As reports of 250 rampaging soldiers reached Townsville, Australian units issued with live ammunition and Bren light machine guns were sent to cordon off the mutineers. They were stopped and turned back to camp.
The incident was reported in the war diaries of the 29th Australian Infantry Brigade and the 51st Infantry Battalion, noting that 500 US engineering troops were "in revolt", and that "US negroes had seized their own arms".
Later, a Brisbane-based engineer, Lieutenant Frank Beasecker, wrote in his diary: "The 96th Engineers, a negro battalion, had a mutiny a few months back and expended 30,000 rounds of machine gun ammo. Luckily no one was hurt but they were after the white officers."
In contrast to Beasecker's report, Australia@war says Kelso reported that 19 coffins had been ordered to bury the dead.
Now James Cook University historian Ray Holyoak has uncovered evidence of the mutiny during research into Congressman (later President) Lyndon B. Johnson's sudden and unexplained visit to Townsville in 1942.
He told ABC radio yesterday he had found primary documentation to prove that the 96th Battalion did mutiny in an eight-hour siege triggered by racial taunts and violence.

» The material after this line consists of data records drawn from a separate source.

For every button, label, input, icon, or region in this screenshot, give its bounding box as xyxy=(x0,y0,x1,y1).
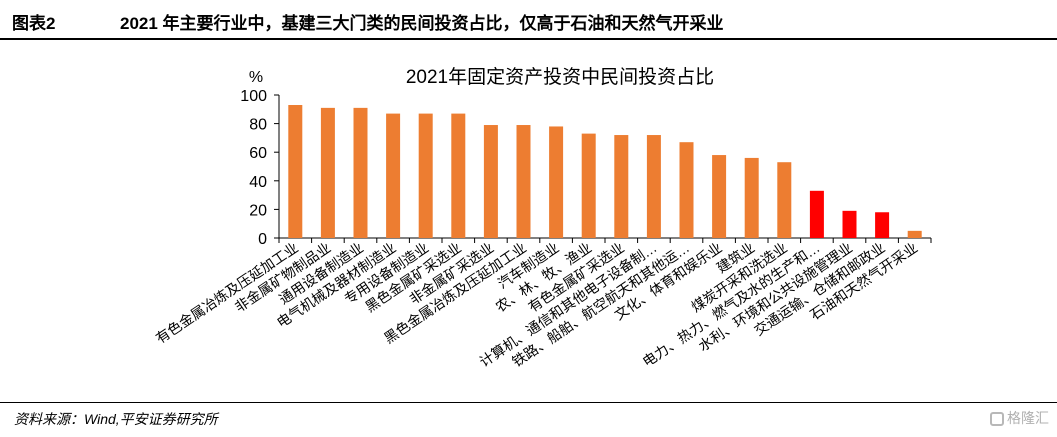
y-tick-label: 20 xyxy=(249,202,267,219)
bar-13 xyxy=(679,142,694,238)
bar-4 xyxy=(386,113,401,238)
figure-title: 2021 年主要行业中，基建三大门类的民间投资占比，仅高于石油和天然气开采业 xyxy=(120,14,724,33)
y-tick-label: 40 xyxy=(249,174,267,191)
bar-9 xyxy=(549,126,564,238)
y-tick-label: 100 xyxy=(240,88,267,105)
watermark-logo-icon xyxy=(990,412,1004,426)
bar-1 xyxy=(288,105,303,238)
bar-19 xyxy=(875,212,890,238)
bar-10 xyxy=(581,133,596,238)
bar-2 xyxy=(320,107,335,239)
figure-header: 图表2 2021 年主要行业中，基建三大门类的民间投资占比，仅高于石油和天然气开… xyxy=(0,0,1057,40)
y-tick-label: 80 xyxy=(249,117,267,134)
bar-12 xyxy=(646,135,661,238)
y-unit-label: % xyxy=(249,69,263,86)
bar-14 xyxy=(712,155,727,238)
chart-title: 2021年固定资产投资中民间投资占比 xyxy=(406,66,714,88)
footer-rule xyxy=(0,402,1057,403)
bar-15 xyxy=(744,157,759,238)
bar-18 xyxy=(842,210,857,238)
bar-8 xyxy=(516,125,531,238)
bar-7 xyxy=(483,125,498,238)
bar-5 xyxy=(418,113,433,238)
bar-11 xyxy=(614,135,629,238)
bar-20 xyxy=(907,230,922,238)
bar-17 xyxy=(809,190,824,238)
figure-label: 图表2 xyxy=(12,14,56,33)
header-rule xyxy=(0,38,1057,40)
bar-3 xyxy=(353,107,368,239)
y-tick-label: 0 xyxy=(258,231,267,248)
bar-16 xyxy=(777,162,792,238)
source-note: 资料来源：Wind,平安证券研究所 xyxy=(14,411,218,427)
y-tick-label: 60 xyxy=(249,145,267,162)
watermark-text: 格隆汇 xyxy=(1007,410,1049,426)
bar-6 xyxy=(451,113,466,238)
watermark: 格隆汇 xyxy=(990,408,1049,428)
bar-chart: 2021年固定资产投资中民间投资占比 % 020406080100有色金属冶炼及… xyxy=(153,66,932,370)
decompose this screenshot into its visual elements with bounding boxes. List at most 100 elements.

"After some serial abuse by two white US officers, there were several ringleaders and they decided to machine-gun the tents of the white officers," Holyoak said.
The evidence is contained in documents held in the archives of the Queensland police and Townsville Army Brigade detailing the firing of more than 700 rounds by machine gun and antiaircraft weapons into tents where white officers were drinking.
Holyoak said at least one man was killed and dozens severely injured.
He said further evidence was provided by an unpublished report written by US war correspondent Robert Sherrod, which was given to Johnson and later filed by the US National Archives and Records Administration.
"I think at the time, it was certainly suppressed," Holyoak said.
Divided loyalties: wartime conflict between blacks and whites
* The 1917 Camp Logan, Houston, Texas, mutiny by 156 soldiers of the all-black 24th US Infantry's 3rd Battalion, in which four soldiers and 16 civilians died. Nineteen mutineers were hanged, and 41 jailed for life.
* Port Chicago, July 1944, when black sailors refused to load ammunition ships after 320 others had been killed in a huge explosion. Loading ammunition was exclusively a black job, and the blast was triggered when white officers pressured their men to hurry. Fifty men were convicted of mutiny and given terms of up to 15 years' hard labour.
* Race riot at Agana, Guam, December 1944, after taunts, violence and discrimination, the fatal shooting of a black GI by drunk white Marines and the peppering of the black camp by other Marines in a jeep. Black GIs returned fire, injuring a white MP. Black GIs were jailed. No whites were charged.
* The Freeman Air Force Field Mutiny, Indiana, 1945. More than 160 black officers were arrested after trying to forcibly integrate an all-white officers' club. Only one was convicted in an incident regarded as a catalyst for the later integration of the US military.